Latar Belakang Masalah
Perkembangan sebuah pesantren bukan hanya
ditentukan oleh sejauh mana penguasaan kiai pengasuhnya atas ilmu-ilmu
keislaman, melainkan juga oleh seberapa besar kharisma yang dimilikinya.
Ketinggian kharisma seorang kiai biasanya banyak bersumber dari mitos-mitos kekiaian. Mitos kekiaian yang dimaksudkan di sini adalah kepercayaan yang
menyatakan bahwa seorang kiai memiliki karāmah, taraf spiritualitas yang sangat
tinggi dan memungkinkannya dapat melakukan sesuatu yang luar biasa serta mampu
melampaui pengalaman manusia pada umumnya.

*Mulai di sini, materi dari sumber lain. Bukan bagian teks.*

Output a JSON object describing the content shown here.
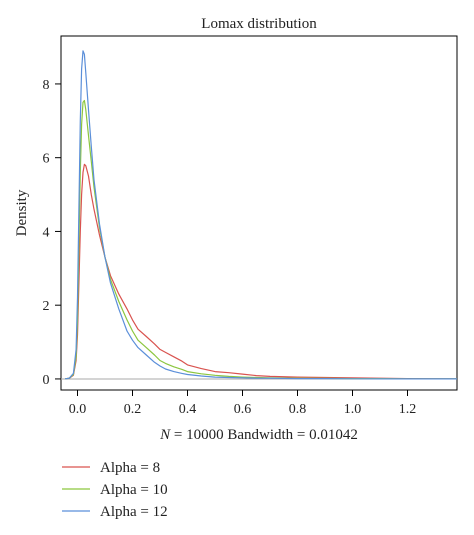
{
  "chart_data": {
    "type": "line",
    "title": "Lomax distribution",
    "xlabel_n": "N",
    "xlabel_rest": " = 10000 Bandwidth = 0.01042",
    "ylabel": "Density",
    "xlim": [
      -0.06,
      1.38
    ],
    "ylim": [
      -0.3,
      9.3
    ],
    "xticks": [
      0.0,
      0.2,
      0.4,
      0.6,
      0.8,
      1.0,
      1.2
    ],
    "xtick_labels": [
      "0.0",
      "0.2",
      "0.4",
      "0.6",
      "0.8",
      "1.0",
      "1.2"
    ],
    "yticks": [
      0,
      2,
      4,
      6,
      8
    ],
    "ytick_labels": [
      "0",
      "2",
      "4",
      "6",
      "8"
    ],
    "grid": false,
    "legend_position": "bottom-left",
    "series": [
      {
        "name": "Alpha = 8",
        "color": "#d9534f",
        "x": [
          -0.045,
          -0.03,
          -0.015,
          -0.005,
          0.0,
          0.005,
          0.01,
          0.015,
          0.02,
          0.025,
          0.03,
          0.04,
          0.05,
          0.06,
          0.08,
          0.1,
          0.12,
          0.15,
          0.18,
          0.2,
          0.22,
          0.25,
          0.28,
          0.3,
          0.32,
          0.35,
          0.38,
          0.4,
          0.45,
          0.5,
          0.55,
          0.6,
          0.65,
          0.7,
          0.8,
          0.9,
          1.0,
          1.1,
          1.2,
          1.38
        ],
        "y": [
          0.0,
          0.02,
          0.1,
          0.5,
          1.2,
          2.6,
          4.0,
          5.0,
          5.6,
          5.82,
          5.78,
          5.5,
          5.0,
          4.6,
          3.9,
          3.3,
          2.8,
          2.3,
          1.9,
          1.6,
          1.35,
          1.15,
          0.95,
          0.8,
          0.72,
          0.6,
          0.48,
          0.38,
          0.28,
          0.2,
          0.17,
          0.13,
          0.09,
          0.07,
          0.05,
          0.04,
          0.03,
          0.02,
          0.01,
          0.0
        ]
      },
      {
        "name": "Alpha = 10",
        "color": "#8cc63f",
        "x": [
          -0.045,
          -0.03,
          -0.015,
          -0.005,
          0.0,
          0.005,
          0.01,
          0.015,
          0.02,
          0.025,
          0.03,
          0.04,
          0.05,
          0.06,
          0.08,
          0.1,
          0.12,
          0.15,
          0.18,
          0.2,
          0.22,
          0.25,
          0.28,
          0.3,
          0.32,
          0.35,
          0.38,
          0.4,
          0.45,
          0.5,
          0.55,
          0.6,
          0.65,
          0.7,
          0.8,
          0.9,
          1.0,
          1.1,
          1.2,
          1.38
        ],
        "y": [
          0.0,
          0.02,
          0.12,
          0.6,
          1.6,
          3.6,
          5.6,
          6.9,
          7.5,
          7.55,
          7.3,
          6.6,
          5.9,
          5.2,
          4.1,
          3.3,
          2.7,
          2.1,
          1.6,
          1.3,
          1.05,
          0.85,
          0.65,
          0.5,
          0.42,
          0.33,
          0.26,
          0.2,
          0.14,
          0.1,
          0.07,
          0.05,
          0.04,
          0.03,
          0.02,
          0.015,
          0.01,
          0.01,
          0.005,
          0.0
        ]
      },
      {
        "name": "Alpha = 12",
        "color": "#5b8fd9",
        "x": [
          -0.045,
          -0.03,
          -0.015,
          -0.005,
          0.0,
          0.005,
          0.01,
          0.015,
          0.02,
          0.025,
          0.03,
          0.04,
          0.05,
          0.06,
          0.08,
          0.1,
          0.12,
          0.15,
          0.18,
          0.2,
          0.22,
          0.25,
          0.28,
          0.3,
          0.32,
          0.35,
          0.38,
          0.4,
          0.45,
          0.5,
          0.55,
          0.6,
          0.65,
          0.7,
          0.8,
          0.9,
          1.0,
          1.1,
          1.2,
          1.38
        ],
        "y": [
          0.0,
          0.02,
          0.15,
          0.8,
          2.2,
          4.6,
          7.0,
          8.4,
          8.9,
          8.8,
          8.3,
          7.3,
          6.3,
          5.4,
          4.2,
          3.3,
          2.6,
          1.9,
          1.3,
          1.05,
          0.85,
          0.65,
          0.45,
          0.35,
          0.27,
          0.2,
          0.15,
          0.12,
          0.08,
          0.05,
          0.04,
          0.03,
          0.02,
          0.02,
          0.01,
          0.01,
          0.005,
          0.0,
          0.0,
          0.0
        ]
      }
    ]
  }
}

Setidak-tidaknya itulah gambaran awal yang bisa
dibaca dari Pesantren Futuhiyyah, sebuah pesantren yang terletak tidak jauh
dari pasar Mranggen, sebuah pasar di kota kecamatan dalam wilayah administratif
Kabupaten Demak yang terletak di sebelah timur Kota Semarang. Pesantren ini
didirikan pada awal abad ke-20 oleh seorang ulama setempat yang bernama K.H.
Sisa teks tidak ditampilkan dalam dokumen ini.